Book Review: Unbuttoned: The Art and Artists of Theatrical Costume Design

by Natalie Robin
Unbuttoned: The Art and Artists of Theatrical Costume Design from Focal Press
Unbuttoned: The Art and Artists of Theatrical Costume Design from Focal Press

There is a glamour and an allure to anything “behind the scenes,” to seeing the magic of the theater unwind, unfold and uncovered.  Costume designer E. Shura Pollatsek and photographer Mitchell D. Wilson have given us a new glimpse behind the magic in Unbuttoned: The Art and Artists of Theatrical Costume Design. Beginning with the seed of the production and character idea and tracing the costuming process all the way through the creation of the look, Pollatsek has made visible the intricate and beautiful work happening just out of sight by focusing on the process rather than the product.

Pollatsek emphasizes the collaborative nature of the costume design and creation fields, featuring both designers and craftspeople. She has structured the book to follow the creative process through macro explanations and small interview-style essays featuring different individuals and their specialty or strength within the continuum. These essays and anecdotes are paired with exquisite detailed photographs of artists and artisans at work, sharing with the reader the tiniest details. Unlike clothes, costumes are individualized, handmade objects, crafted not just for a specific character, but for a specific performer. Costumes also require efficiency of time and money, ingenuity in “quick rigging” or alterations, delicacy of detail and scale to be seen from far away. The interviews with all of the people who might handle a garment speak for themselves and deftly introduce so much of the nuance embedded in the work.

There is a sweet combination of the personal with the professional throughout Pollatsek’s text. She stresses the humanity in performance, in storytelling and in costuming. And the equal prominence she places on both the dreamers and the makers further humanizes the process. Pollatsek also uses this structure as a teaching tool: in order to talk about sourcing fabrics, why not tell an anecdote about a shopper buying fabric to recreate Santo Loquasto’s designs? And from there, why not introduce all of the people who might work in or run a fabric store? Why not introduce the importance of a draper through the explanation of a fitting gone slightly awry? This prologue is followed by a lovely series of close-up photographs of hands working, garment details and serious conversations in progress. Pollatsek also introduces the custom work in costume design: fabric embellishment (with tantalizing photos of painting and beadwork), crafts and millinery (feathers and hat forms galore!) and wigs and hair. It seems as though no step or artist is left out.

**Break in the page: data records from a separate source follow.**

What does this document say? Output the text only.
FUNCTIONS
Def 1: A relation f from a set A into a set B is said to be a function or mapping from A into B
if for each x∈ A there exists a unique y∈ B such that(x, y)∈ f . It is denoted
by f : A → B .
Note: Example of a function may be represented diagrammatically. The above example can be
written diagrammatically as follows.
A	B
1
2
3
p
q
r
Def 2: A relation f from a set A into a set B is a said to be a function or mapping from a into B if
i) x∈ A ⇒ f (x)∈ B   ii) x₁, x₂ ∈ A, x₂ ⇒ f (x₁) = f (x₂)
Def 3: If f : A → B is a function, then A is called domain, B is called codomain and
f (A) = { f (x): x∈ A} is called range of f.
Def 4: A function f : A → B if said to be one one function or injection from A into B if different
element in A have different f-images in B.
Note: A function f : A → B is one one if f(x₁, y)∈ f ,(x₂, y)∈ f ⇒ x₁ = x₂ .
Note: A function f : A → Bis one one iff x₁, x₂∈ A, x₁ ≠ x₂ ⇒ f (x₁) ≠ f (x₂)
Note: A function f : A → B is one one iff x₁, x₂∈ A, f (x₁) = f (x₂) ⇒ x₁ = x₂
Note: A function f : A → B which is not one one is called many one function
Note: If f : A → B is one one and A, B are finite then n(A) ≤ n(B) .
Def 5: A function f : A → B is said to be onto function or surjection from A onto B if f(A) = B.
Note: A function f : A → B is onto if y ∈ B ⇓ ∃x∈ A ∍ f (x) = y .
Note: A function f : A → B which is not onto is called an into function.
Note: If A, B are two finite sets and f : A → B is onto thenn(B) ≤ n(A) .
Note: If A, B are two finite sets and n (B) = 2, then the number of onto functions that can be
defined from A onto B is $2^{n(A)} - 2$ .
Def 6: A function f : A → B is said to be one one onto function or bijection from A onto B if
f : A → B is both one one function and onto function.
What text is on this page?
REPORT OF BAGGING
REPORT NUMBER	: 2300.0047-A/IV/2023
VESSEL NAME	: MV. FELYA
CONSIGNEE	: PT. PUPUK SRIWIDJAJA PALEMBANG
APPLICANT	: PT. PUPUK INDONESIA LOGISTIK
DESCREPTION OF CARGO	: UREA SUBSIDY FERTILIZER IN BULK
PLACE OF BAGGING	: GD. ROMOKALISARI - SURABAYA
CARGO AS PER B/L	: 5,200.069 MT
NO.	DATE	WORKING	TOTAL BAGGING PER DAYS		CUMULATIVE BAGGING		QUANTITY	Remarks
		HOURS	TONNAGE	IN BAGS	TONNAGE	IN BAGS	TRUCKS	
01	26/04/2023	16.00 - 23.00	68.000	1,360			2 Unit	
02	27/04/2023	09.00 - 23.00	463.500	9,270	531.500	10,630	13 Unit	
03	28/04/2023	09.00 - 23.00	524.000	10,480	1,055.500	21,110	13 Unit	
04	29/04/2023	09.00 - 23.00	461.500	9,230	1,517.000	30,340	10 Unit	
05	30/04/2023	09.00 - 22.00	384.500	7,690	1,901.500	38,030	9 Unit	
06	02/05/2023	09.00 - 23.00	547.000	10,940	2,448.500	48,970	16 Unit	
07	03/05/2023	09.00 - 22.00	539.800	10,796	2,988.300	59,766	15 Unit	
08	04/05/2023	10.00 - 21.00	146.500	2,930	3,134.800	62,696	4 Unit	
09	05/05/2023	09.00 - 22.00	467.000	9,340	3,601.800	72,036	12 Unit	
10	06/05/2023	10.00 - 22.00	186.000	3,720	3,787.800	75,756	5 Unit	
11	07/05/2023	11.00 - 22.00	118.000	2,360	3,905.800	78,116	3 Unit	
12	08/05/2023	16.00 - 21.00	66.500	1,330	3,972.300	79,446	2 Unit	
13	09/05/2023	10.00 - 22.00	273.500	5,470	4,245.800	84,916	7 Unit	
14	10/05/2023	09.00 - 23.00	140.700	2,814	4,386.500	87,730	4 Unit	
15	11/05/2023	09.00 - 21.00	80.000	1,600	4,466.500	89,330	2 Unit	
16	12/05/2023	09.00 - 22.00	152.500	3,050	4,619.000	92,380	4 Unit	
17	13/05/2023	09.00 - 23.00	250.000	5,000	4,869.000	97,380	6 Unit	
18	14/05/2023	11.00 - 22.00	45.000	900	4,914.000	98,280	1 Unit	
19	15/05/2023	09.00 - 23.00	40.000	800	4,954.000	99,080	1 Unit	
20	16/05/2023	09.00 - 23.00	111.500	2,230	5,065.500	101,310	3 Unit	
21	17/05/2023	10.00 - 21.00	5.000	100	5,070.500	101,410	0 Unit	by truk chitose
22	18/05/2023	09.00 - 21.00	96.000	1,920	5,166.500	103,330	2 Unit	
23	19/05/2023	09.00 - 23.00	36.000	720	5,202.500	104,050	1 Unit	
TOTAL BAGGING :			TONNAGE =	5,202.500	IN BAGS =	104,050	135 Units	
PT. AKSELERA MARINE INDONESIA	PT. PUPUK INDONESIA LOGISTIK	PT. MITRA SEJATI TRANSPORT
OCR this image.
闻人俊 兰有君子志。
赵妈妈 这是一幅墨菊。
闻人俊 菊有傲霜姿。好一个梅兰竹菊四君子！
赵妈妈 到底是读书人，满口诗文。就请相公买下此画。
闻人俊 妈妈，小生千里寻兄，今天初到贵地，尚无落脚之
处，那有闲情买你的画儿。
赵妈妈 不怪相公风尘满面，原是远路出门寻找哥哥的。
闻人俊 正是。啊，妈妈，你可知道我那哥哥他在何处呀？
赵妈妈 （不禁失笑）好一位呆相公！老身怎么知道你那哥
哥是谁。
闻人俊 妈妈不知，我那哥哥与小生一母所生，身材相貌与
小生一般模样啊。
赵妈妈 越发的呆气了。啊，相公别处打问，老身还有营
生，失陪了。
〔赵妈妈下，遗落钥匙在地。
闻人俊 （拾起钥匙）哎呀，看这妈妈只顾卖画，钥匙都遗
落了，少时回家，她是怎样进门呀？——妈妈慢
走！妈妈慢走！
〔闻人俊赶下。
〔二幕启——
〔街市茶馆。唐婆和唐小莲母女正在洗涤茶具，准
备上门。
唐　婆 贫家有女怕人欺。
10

A lot of the focus of the text is on ballet and opera because the budgets and shop structure allows for so much more detail work. Shopping a contemporary drama just doesn’t involve as many steps or as many people. But Pollatsek has framed her project to reveal the whole progression and more about the different processes of different kinds of productions might have been useful.

Somewhere between a coffee table book and a textbook, Unbuttoned is a kind of guidebook through the costume design process with (almost) all the stops along the way. It could serve as a lovely supplementary text for a student or a holiday gift for the curious observer.

About the Authors

E. Shura Pollatsek is a professional costume designer for stage and screen, an Associate Professor of Costume Design and Technology, and an award-winning author of several nationally published articles. She designs costumes for performances across the United States and internationally, and for National PBS television and Showtime. During a decade based in New York City, she worked for Off Broadway and Broadway productions, the Metropolitan Opera, and at many leading regional theaters.

Mitch Wilson is a National Press Photographer of the Year winner, who travels the world capturing time and place in stills and motion. His work has also been recognized with Primetime Emmys, both the DuPont Columbia Award and the Peabody for Excellence in Broadcast Journalism, two International Documentary Association Awards for Best Documentary Series, and many others. He began his career as a Combat Cameraman and underwater photographer in the elite Combat Camera Group of the U.S. Navy.